Consider the space of events that consists of reports in a natural language. This is a special case, but one of the most important. Events here will be transmitted symbols (the letters of a fixed alphabet). These characters are encountered in a language with a different probability.

The most frequency symbol (that is, that is most often found in all texts written in Russian) is a space: from a thousand characters on average, a gap is 175 times. The second frequency is the symbol "O" - 90, then there are other vowels: "e" (or "" - we will not distinguish them) - 72, "A" - 62, "and" - 62, and only happens The first consonant "T" - 53. And the most rare "f" - this symbol is found only twice a thousand characters.

We will use the 31-letter alphabet of the Russian language (it does not differ in it and "е" and "ъ" and "b"). If all the letters occurred in the language with the same probability, the entropy on the character would be H \u003d 5 bits, but if we take into account the real frequencies of characters, then entropy will be less: H \u003d 4.35 bits. (This is almost two times less than with traditional coding, when the symbol is transmitted as byte - 8 bits).

But the entropy of the symbol in the language is even lower. The probability of the appearance of the next character is not completely predetermined by the average frequency of the symbol in all texts. What a symbol will follow depends on the characters already transmitted. For example, in modern Russian after the "Kommersant" symbol, a symbol of consonant sound may not follow. After two contracts of vowels "E", the third vowel "e" should be extremely rare, unless in the word "long". That is, the following symbol is somewhat predetermined. If we take into account such predetermines of the next symbol, uncertainty (that is, the information) of the next character will be even less than 4.35. According to some estimates, the following symbol in Russian is predetermined by the structure of the language by more than 50%, that is, with optimal coding, all the information can be transferred by crossing half the letters from the message.

Another thing is that not every letter can be painted painlessly. High-frequency "O" (and generally vowels), for example, delete easily, but rare "F" or "E" is quite problematic.

The natural language in which we communicate with each other is highly redundant, and therefore reliable if we are not happy about something - it will be unstable, the information will still be transferred.

But while Shannon did not enter the measure of information, we could not understand what language is excessive, and to what extent we can compress the messages (and why text files are so well compressed by the archiver).

Redundancy of a natural language

In the article "On how we agitating the TCT" (the name sounds like that!) A fragment of the novel of Ivan Turgenev "Noble Nest" was taken and subjected to some transformation: 34% of letters were crossed out of the fragment, but not random. The first and recent letters were left in words, only vowels were drawn out, and not all. The goal was not easy to be able to restore all the information on the transformed text, but also to ensure that the person reading this text has not experienced special difficulties due to letters of letters.

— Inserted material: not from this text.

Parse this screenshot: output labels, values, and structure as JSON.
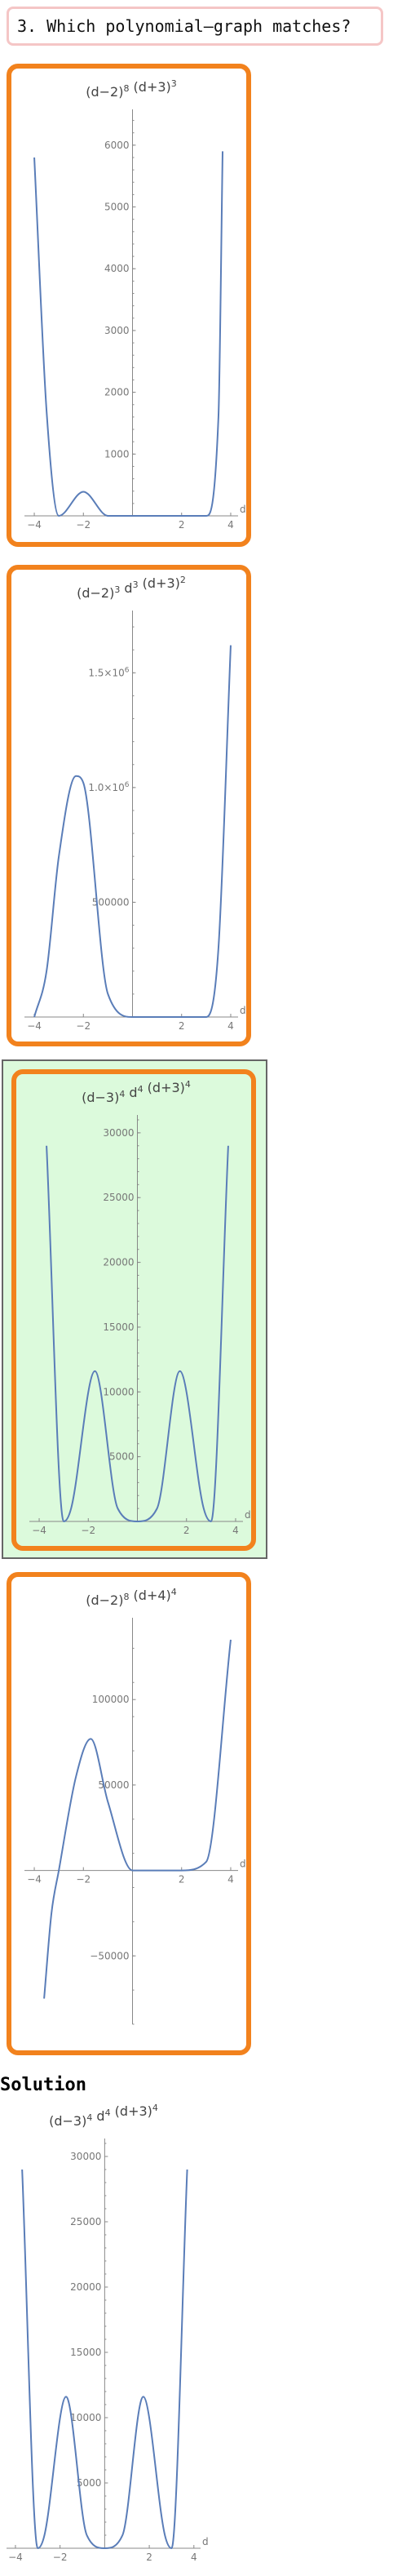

Why is it relatively easy to read this spoiled text? It really contains the necessary information to restore entire words. The carrier of the Russian language has a certain set of events (words and entire proposals), which it uses when recognizing. In addition, there are also standard language structures at the disposal of the media that help him restore information. For example, "She is blabe chwerious" - with a high probability you can read as "She was more sensitive". But taken separate phrase "She's blah"rather will be restored as "She was whiter". Since we are dealing with channels in everyday communication, in which there are noise and interference, we are quite well able to restore information, but only the one we already know in advance. For example, phrase "Her Does her nice is nicer, Htya NMGO RSPHLI and SPULTC" well read except last words "Spell" - "swore". This word is not in modern lexicon. With quick reading word "Spell" It is read more like "merged", with slow - just puts in a dead end.

Video digitization

Sound, or acoustic oscillations is a sinusoid. This can be seen, for example, on the sound editor screen. To accurately convey the sound, you will need an infinite number of values \u200b\u200b- the whole sinusoid. This is possible with analog connection. He sings - you are listening, contact is not interrupted while the song lasts.

When digital communication via channel, we can only pass the final number of values. Does this mean that the sound can be transmitted for sure? It turns out no.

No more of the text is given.